Terry Brookes, finance chair and trustee of the Yellowknife Education District No. 1, spoke with the Yellowknifer on his views concerning the Alberta Achievement tests, which measure broad scale strengths and weaknesses in English language arts and mathematics among Grade 3, 6, and 9 students.

"My criticism of the report is that it gives us all these statistics, and that's nice, but we need to look at what's really behind the statistics," Brookes said.

The results of the test should be as individualized as possible so teachers can focus on the needs of the student as a person, not as a number, he said.

"If the results were more focused on the student, then teachers could look back at results from grades three and six in Grade 9 to see what has changed," he said. "If a teacher could take that information and plan to move that student's scores up, that's where individual testing becomes important."

Alannis McKee, a Grade 12 student at St. Patrick High School next year, has taken the tests and said she was always nervous going in.

"It felt like a lot of pressure having one exam test your entire knowledge of a subject," she said, adding that increased expectation from parents and teachers adds to the stress.

In regards to the use of the exam, McKee reiterated Brookes' concerns.

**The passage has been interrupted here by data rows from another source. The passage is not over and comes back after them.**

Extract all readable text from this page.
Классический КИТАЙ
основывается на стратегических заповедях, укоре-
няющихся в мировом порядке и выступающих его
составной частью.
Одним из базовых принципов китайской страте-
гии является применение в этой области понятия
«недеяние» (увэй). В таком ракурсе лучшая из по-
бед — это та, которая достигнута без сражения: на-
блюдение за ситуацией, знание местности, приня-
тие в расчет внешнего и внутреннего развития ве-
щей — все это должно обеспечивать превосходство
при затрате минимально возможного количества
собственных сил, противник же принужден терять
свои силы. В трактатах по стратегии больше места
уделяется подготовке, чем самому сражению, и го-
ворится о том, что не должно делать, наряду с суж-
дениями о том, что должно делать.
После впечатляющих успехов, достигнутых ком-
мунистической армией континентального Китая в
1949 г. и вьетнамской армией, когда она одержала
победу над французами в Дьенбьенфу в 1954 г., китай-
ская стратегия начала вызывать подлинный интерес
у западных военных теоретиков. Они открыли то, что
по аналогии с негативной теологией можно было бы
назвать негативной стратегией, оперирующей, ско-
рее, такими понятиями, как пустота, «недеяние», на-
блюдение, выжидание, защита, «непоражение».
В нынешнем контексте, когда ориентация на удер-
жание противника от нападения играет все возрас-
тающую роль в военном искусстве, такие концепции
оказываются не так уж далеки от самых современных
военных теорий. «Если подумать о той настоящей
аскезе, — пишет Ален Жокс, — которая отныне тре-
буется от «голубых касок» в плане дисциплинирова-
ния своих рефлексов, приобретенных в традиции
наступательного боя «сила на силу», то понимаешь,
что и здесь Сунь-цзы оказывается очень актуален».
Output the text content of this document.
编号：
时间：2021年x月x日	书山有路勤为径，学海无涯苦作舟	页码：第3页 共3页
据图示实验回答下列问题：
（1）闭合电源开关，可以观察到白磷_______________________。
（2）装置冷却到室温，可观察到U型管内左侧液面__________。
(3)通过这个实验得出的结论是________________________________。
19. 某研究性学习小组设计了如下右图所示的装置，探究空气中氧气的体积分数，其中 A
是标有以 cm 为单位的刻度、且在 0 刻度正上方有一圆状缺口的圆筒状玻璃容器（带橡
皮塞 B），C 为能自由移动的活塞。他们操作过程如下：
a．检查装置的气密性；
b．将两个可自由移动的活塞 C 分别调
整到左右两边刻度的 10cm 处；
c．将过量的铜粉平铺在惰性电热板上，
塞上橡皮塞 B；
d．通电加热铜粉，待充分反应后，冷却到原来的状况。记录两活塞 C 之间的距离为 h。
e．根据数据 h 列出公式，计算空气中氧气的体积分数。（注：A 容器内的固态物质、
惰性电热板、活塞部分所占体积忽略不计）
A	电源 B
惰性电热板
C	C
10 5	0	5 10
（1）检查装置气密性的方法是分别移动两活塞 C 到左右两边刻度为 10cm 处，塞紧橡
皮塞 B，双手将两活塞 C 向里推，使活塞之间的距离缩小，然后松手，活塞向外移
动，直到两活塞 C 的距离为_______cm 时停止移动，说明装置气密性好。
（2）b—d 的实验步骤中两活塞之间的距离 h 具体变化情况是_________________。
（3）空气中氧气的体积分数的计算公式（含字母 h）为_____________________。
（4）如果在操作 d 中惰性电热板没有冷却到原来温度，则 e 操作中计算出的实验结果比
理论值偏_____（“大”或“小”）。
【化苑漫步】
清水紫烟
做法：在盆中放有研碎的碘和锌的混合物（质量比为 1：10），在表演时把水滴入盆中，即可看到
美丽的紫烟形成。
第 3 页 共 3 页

"I feel as though the exams are useful when used to measure a level of understanding, but they should also be put into perspective and not used as the only tool in evaluation of a students' understanding," said McKee.

Results submitted by the Department of Education, Culture and Employment showed that across all grade levels in the NWT scores were higher in mathematics this year than in 2011, and lower in English language arts.

For Yellowknife students, however, the only grade level and subject lower than last year was the Grade 9 English language arts test, falling to 81 per cent of students achieving at an acceptable standard in 2012 from 84 per cent in 2011.

The Grade 9 mathematics test showed the greatest jump in the level of acceptable test results, which bounced to 66.3 per cent in 2012 from 53 per cent of students in 2011.

Brookes, while acknowledging that an improvement in test scores is a positive for the territory, doesn't believe the results are the most important number.

"Attendance is the most glaring problem," he said. "If (the department) wants better results on the AATs, they need to look at the absentees and work on that."

In the results released by ECE for 2012, the absence rate for the Grade 3 AATs was four per cent for the math exam and 10 per cent for English. That jumped significantly in Grade 6 to 18 per cent in English and 17 per cent in math. In Grade 9, the absent rate averaged around six per cent.

Students who are enrolled in Individual Education Plans, or two or more grade levels behind the national average, can be exempt by the superintendents in their school board. Those students are not filtered into the absence percentage but are classified as exempt.

Students who are ill or have family emergencies on the day of the test count for absences.

Brookes said the attendance issue is one that needs to be solved at home between the students and their parents, and worried that negative attitudes towards the education system from parents could be adding to the low rate of attendance.

"Our attitudes are our biggest handicaps and can be our biggest strengths," he said. "But if the value isn't there for education, in the end, who cares about the results? We're wasting a lot of money (on the AATs)."